The 6% and what they are actually doing
The 6% of organisations extracting bottom-line value from AI are not using better tools [arisegtm.com, 2026]. They're using AI differently - with specific workflows built around specific commercial outcomes, with human judgment retained at the decision points that matter, and with measurement frameworks that connect AI activity to revenue rather than to activity metrics.
"AI-native, human-first is not a slogan; it is the difference between the 6% who get value and the rest." - Paul Sullivan, Arise GTM
The human judgment point is not peripheral. 67% of B2B buyers say they can spot unedited AI content, and 58% say unedited AI content reduces their trust in the brand that published it [arisegtm.com, 2026]. The AI features your platform vendors are selling you are, in many cases, producing exactly this output - generic, unedited, trust-eroding content at scale.
81% of B2B buyers who are happy with AI-assisted content require it to be accurate, specific, and carry original thinking [arisegtm.com, 2026]. Specificity and original thinking are not things a platform AI feature can supply. They come from your commercial context, your category expertise, your understanding of your buyer - none of which lives inside the vendor's model.
This connects to a broader point about AI fluency. Counting AI tool licences activated is a vanity metric that measures spending, not capability. Most teams are stuck at the prompt-engineering stage of AI adoption whilst reporting to their boards that they're deploying AI across the revenue function. The gap between licence activation and genuine workflow transformation is where most GTM AI spend disappears.
The build vs. extend decision
The practical question for a CRO or VP Revenue is not "should we use AI?" - that's settled. It's "where does the platform's ceiling sit relative to our commercial ambition, and what does it cost us to stay below that ceiling?"
For most mid-market B2B SaaS and FinTech companies in the £10M-£100M ARR range, the ceiling is already visible. Platform AI features handle the generic cases adequately. The specific cases - the ones that actually differentiate your pipeline generation from your competitors' - are precisely what the platform cannot and will not build, because building them for you would make the feature commercially unviable to offer to everyone else.
The decision to extend platform AI versus commission custom capability is not a technology decision. It's a strategic question about whether your GTM motion is generic enough to be served by tools built for thousands of simultaneous customers, or specific enough to warrant building for your exact commercial context. For companies with a defined ICP, a repeatable sales motion, and a competitive context that requires genuine differentiation, the answer is usually that the platform ceiling is lower than the vendor's marketing suggests.

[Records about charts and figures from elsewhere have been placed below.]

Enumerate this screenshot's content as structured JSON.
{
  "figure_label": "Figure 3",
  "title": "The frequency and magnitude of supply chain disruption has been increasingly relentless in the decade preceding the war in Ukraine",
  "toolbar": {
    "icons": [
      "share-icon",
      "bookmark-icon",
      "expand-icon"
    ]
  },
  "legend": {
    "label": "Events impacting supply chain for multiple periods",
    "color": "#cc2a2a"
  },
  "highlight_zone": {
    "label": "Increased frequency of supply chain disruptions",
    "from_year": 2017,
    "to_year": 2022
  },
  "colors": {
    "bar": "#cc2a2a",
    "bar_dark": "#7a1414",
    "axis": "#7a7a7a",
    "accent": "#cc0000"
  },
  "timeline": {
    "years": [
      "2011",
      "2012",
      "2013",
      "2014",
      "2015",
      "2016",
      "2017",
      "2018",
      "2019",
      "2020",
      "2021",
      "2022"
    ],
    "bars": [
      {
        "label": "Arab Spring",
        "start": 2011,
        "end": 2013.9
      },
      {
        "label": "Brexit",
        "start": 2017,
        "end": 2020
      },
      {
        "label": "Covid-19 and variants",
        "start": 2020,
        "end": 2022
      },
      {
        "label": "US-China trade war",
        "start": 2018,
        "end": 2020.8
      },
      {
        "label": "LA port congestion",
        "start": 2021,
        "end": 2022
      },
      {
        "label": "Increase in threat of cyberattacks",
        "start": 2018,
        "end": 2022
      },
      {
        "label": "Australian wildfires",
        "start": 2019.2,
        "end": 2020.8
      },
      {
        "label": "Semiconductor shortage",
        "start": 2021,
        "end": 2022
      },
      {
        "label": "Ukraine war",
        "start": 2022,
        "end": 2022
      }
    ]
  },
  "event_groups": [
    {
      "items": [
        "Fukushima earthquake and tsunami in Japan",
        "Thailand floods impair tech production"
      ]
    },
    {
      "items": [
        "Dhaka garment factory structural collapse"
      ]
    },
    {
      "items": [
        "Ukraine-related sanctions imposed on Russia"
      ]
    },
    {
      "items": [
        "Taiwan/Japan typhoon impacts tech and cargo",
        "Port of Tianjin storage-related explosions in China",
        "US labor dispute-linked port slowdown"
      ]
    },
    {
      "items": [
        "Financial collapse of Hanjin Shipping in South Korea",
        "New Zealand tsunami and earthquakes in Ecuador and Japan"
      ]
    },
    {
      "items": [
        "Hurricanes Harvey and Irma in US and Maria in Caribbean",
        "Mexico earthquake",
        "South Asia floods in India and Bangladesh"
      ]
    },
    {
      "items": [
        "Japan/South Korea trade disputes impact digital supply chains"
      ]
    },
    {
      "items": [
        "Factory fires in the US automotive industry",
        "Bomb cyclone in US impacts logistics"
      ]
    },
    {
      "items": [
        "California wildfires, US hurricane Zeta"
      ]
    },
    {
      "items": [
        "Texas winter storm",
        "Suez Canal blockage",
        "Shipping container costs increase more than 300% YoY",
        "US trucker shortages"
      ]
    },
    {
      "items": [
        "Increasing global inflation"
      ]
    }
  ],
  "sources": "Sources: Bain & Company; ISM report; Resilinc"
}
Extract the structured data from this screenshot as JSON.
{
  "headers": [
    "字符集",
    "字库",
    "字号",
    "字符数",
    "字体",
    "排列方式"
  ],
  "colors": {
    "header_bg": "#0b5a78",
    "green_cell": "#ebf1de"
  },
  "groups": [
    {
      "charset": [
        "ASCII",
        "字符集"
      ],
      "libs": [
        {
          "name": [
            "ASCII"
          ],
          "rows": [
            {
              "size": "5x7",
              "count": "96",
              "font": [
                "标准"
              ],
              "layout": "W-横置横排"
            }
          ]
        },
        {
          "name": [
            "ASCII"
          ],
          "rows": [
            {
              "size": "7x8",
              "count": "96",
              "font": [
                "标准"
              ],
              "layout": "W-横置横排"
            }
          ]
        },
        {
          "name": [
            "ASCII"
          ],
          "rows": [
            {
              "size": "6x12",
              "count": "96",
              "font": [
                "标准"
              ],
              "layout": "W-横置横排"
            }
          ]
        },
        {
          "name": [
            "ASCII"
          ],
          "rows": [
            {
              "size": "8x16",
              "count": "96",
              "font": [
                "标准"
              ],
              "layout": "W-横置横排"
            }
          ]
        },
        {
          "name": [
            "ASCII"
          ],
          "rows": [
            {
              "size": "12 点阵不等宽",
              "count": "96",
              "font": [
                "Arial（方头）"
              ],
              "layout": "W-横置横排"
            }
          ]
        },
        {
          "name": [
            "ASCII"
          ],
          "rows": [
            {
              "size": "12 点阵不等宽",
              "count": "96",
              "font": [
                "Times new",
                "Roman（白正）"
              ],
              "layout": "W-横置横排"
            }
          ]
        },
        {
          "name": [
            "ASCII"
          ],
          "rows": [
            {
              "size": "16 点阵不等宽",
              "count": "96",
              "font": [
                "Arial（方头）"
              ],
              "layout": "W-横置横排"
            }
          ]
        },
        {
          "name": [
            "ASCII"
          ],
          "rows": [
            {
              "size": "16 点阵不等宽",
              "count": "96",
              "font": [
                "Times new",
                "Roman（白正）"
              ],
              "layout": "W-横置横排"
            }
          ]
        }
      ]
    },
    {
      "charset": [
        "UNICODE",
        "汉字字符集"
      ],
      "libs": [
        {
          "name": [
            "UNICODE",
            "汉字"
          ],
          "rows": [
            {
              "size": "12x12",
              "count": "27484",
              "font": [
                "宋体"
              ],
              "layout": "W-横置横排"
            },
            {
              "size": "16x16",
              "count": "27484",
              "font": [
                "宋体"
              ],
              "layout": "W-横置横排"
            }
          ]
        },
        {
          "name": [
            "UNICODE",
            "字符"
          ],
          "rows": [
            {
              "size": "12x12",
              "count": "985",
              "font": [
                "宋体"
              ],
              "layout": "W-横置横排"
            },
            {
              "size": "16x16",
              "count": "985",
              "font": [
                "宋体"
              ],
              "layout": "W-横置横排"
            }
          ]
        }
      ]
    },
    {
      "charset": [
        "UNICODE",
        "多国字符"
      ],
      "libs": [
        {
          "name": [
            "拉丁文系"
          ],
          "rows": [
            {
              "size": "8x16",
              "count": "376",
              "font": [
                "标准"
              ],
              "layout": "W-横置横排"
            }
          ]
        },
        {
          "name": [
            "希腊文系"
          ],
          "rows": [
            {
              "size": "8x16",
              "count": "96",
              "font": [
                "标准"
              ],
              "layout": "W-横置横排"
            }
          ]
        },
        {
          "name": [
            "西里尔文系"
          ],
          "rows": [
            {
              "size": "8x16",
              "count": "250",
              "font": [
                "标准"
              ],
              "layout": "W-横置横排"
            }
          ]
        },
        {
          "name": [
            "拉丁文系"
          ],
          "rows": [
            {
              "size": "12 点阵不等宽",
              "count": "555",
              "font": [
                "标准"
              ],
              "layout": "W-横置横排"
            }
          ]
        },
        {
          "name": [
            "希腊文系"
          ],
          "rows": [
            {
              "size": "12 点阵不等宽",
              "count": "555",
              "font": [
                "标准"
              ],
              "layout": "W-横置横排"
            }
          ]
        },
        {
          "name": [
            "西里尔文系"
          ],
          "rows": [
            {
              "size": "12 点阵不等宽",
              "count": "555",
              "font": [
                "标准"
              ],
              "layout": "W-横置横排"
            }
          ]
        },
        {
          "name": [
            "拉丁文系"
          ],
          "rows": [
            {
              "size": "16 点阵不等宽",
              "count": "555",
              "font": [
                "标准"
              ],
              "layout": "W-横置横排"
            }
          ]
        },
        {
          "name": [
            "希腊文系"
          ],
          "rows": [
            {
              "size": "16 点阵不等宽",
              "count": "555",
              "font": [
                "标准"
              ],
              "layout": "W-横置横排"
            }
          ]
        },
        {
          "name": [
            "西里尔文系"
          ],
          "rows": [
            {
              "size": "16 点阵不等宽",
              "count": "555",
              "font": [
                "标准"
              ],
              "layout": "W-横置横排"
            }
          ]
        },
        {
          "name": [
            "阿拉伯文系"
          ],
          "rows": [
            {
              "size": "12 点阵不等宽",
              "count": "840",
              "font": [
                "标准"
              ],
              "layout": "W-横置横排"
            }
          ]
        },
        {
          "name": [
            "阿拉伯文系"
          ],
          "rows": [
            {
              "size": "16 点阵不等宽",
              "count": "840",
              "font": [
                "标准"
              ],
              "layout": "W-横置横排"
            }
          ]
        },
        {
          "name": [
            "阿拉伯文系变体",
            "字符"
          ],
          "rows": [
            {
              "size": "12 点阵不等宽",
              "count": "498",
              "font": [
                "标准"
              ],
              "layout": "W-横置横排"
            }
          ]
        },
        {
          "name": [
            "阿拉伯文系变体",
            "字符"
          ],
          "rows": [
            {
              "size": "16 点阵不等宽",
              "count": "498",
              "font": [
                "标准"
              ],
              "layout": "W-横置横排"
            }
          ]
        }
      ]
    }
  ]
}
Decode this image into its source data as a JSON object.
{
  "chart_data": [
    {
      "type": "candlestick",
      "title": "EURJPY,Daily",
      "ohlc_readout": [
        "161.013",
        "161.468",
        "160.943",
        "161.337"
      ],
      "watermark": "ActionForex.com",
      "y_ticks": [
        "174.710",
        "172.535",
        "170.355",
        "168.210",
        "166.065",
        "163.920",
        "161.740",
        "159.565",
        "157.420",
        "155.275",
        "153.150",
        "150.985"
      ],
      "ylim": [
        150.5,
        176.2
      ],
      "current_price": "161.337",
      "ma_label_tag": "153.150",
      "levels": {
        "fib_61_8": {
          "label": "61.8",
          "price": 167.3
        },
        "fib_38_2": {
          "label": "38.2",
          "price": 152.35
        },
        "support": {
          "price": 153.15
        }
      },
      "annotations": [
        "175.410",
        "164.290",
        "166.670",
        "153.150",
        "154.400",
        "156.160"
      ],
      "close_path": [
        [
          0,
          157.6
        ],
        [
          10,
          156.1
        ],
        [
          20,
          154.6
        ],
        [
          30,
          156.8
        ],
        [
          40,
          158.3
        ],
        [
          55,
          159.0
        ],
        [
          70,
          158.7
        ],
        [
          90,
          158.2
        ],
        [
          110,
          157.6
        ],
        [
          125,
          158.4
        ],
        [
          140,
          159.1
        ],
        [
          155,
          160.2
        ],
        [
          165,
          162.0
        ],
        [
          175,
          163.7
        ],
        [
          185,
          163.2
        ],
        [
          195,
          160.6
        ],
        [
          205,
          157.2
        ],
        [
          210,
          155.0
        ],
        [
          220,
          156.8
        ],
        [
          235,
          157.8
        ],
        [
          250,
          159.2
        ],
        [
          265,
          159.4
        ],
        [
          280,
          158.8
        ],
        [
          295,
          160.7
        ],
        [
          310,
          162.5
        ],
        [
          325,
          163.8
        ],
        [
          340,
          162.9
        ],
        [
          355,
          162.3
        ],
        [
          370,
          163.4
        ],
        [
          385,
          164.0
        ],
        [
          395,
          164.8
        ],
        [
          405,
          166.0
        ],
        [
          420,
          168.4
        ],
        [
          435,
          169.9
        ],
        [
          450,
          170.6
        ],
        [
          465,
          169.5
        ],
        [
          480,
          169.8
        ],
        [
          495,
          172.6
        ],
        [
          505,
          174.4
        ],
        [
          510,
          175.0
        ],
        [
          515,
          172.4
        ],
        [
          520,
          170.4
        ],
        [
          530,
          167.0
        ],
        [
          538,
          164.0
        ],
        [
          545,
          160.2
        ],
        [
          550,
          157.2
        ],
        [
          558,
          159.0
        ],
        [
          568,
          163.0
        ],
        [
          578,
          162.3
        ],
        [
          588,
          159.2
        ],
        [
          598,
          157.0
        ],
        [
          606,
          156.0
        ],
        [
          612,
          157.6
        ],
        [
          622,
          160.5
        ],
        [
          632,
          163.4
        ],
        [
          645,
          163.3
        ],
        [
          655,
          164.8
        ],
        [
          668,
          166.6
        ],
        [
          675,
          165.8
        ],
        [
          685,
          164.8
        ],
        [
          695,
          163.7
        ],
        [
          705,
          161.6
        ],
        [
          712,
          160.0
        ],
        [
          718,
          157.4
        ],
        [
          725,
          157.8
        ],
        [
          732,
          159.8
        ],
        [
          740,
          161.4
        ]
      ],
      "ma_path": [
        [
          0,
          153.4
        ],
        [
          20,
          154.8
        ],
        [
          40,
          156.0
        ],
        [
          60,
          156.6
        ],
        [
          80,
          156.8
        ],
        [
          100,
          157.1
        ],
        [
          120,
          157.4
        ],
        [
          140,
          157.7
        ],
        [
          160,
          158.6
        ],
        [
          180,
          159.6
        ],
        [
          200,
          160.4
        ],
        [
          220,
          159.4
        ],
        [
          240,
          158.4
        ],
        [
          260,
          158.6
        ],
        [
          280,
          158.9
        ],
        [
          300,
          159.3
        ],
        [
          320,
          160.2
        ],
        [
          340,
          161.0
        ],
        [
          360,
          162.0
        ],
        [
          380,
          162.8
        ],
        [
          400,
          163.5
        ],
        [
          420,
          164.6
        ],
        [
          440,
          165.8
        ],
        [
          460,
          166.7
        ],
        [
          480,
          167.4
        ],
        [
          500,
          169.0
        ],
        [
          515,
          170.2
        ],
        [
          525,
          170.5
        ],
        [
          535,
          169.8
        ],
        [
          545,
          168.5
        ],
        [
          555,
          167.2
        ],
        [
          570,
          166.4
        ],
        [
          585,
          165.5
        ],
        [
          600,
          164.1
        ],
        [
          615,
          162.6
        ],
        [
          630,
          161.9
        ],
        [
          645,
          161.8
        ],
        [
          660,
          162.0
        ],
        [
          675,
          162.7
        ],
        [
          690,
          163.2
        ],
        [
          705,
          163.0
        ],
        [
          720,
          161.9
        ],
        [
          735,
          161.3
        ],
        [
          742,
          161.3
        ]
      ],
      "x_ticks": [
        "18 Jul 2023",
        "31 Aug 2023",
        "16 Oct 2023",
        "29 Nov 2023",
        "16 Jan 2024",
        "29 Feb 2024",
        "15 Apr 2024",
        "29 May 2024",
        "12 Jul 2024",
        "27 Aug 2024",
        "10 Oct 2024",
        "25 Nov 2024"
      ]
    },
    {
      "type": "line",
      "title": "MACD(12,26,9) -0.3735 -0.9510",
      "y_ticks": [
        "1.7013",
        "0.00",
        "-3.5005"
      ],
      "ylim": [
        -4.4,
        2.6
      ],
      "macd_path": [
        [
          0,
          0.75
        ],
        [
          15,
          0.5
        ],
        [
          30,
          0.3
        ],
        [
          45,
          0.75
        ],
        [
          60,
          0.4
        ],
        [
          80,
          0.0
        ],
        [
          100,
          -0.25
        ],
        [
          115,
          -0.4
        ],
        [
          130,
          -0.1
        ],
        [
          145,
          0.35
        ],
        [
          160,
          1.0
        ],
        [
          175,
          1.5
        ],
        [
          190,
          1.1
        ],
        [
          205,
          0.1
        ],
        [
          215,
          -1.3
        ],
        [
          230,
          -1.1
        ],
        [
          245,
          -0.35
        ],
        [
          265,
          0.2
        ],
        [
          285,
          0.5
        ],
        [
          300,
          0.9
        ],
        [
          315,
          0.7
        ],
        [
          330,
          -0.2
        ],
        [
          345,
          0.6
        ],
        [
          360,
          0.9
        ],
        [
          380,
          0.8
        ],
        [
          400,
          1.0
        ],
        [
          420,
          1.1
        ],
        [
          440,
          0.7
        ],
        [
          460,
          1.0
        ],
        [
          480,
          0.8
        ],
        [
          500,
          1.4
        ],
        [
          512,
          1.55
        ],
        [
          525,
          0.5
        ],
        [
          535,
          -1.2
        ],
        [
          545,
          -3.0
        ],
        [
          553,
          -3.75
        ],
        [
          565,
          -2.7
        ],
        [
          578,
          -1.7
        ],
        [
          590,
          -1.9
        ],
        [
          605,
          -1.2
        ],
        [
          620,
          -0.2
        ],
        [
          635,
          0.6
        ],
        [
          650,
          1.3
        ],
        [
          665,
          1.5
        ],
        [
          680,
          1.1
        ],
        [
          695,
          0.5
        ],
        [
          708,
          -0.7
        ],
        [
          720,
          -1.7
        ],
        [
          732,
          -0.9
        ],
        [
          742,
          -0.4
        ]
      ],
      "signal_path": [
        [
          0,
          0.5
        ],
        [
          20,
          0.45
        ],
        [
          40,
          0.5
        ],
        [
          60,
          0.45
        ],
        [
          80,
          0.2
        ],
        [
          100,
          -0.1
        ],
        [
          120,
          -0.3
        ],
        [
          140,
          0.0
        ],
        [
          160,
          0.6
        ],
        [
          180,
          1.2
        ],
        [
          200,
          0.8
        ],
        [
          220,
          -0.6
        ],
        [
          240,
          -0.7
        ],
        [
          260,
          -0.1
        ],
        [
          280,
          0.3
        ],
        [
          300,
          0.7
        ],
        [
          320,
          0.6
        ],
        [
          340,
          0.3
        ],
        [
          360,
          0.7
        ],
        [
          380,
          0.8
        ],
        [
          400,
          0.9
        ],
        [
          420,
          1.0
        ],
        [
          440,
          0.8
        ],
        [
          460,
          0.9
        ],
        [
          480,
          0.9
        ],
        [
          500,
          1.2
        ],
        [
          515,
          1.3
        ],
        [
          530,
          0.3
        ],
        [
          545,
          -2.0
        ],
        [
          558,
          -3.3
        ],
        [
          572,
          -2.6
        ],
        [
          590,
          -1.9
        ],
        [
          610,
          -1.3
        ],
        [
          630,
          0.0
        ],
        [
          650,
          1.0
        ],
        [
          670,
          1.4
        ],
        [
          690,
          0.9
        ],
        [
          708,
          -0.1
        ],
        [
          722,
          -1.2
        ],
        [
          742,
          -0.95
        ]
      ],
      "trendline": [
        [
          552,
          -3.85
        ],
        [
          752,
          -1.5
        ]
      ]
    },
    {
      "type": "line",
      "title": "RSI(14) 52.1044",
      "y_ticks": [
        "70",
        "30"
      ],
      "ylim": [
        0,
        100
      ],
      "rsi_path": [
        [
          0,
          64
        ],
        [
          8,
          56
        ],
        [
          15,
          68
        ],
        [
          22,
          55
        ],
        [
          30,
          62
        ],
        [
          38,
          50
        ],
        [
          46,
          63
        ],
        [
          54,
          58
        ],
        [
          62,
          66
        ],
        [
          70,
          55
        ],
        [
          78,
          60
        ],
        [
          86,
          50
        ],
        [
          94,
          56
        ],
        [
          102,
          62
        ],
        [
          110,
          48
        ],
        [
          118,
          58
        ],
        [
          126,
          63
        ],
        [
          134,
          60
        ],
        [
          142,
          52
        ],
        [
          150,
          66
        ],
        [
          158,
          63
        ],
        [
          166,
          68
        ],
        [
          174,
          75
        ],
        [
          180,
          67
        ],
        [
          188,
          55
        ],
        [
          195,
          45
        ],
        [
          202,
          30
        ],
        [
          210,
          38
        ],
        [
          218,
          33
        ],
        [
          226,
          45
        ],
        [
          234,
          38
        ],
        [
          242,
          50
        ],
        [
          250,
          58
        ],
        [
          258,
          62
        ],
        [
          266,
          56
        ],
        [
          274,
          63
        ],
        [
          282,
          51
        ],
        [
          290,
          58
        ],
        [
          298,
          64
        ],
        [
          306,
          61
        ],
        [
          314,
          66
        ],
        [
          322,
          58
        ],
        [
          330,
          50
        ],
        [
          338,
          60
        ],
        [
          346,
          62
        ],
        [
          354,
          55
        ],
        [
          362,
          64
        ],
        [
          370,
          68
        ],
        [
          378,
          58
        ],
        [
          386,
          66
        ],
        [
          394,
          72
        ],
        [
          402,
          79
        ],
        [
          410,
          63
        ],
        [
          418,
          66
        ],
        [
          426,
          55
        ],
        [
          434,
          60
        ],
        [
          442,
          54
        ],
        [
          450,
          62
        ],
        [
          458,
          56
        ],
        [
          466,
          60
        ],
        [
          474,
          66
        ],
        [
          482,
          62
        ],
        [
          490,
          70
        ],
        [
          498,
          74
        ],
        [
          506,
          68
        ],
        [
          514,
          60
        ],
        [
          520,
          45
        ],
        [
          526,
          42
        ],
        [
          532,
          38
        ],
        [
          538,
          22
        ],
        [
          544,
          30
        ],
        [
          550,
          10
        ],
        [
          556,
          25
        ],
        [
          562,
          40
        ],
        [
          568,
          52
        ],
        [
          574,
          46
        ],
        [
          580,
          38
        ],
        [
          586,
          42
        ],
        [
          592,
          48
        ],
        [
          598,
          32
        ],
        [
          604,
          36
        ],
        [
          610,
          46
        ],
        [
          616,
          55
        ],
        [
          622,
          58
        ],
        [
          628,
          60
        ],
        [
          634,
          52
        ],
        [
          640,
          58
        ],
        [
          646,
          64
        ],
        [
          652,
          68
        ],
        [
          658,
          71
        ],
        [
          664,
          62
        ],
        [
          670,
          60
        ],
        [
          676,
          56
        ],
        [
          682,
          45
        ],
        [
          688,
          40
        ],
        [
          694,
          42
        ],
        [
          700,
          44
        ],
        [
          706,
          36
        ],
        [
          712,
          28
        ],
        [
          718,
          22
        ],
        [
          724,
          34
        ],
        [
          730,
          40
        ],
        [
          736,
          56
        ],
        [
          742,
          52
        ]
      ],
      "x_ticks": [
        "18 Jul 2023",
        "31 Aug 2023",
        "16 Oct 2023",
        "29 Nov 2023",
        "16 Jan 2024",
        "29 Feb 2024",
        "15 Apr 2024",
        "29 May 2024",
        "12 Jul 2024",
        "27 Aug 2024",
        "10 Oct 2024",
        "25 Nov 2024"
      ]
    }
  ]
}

If you're working through this decision, the growth audit framework I use with clients starts with the commercial motion before it touches tooling - because buying AI capability before you've defined what you're trying to achieve with it is how you end up with an expensive stack and a board presentation you cannot defend.
The vendors are not your adversaries. But their product roadmap serves their retention economics first. Knowing that, and building your AI capability strategy around it, is the starting point for being in the 6% rather than the 94%.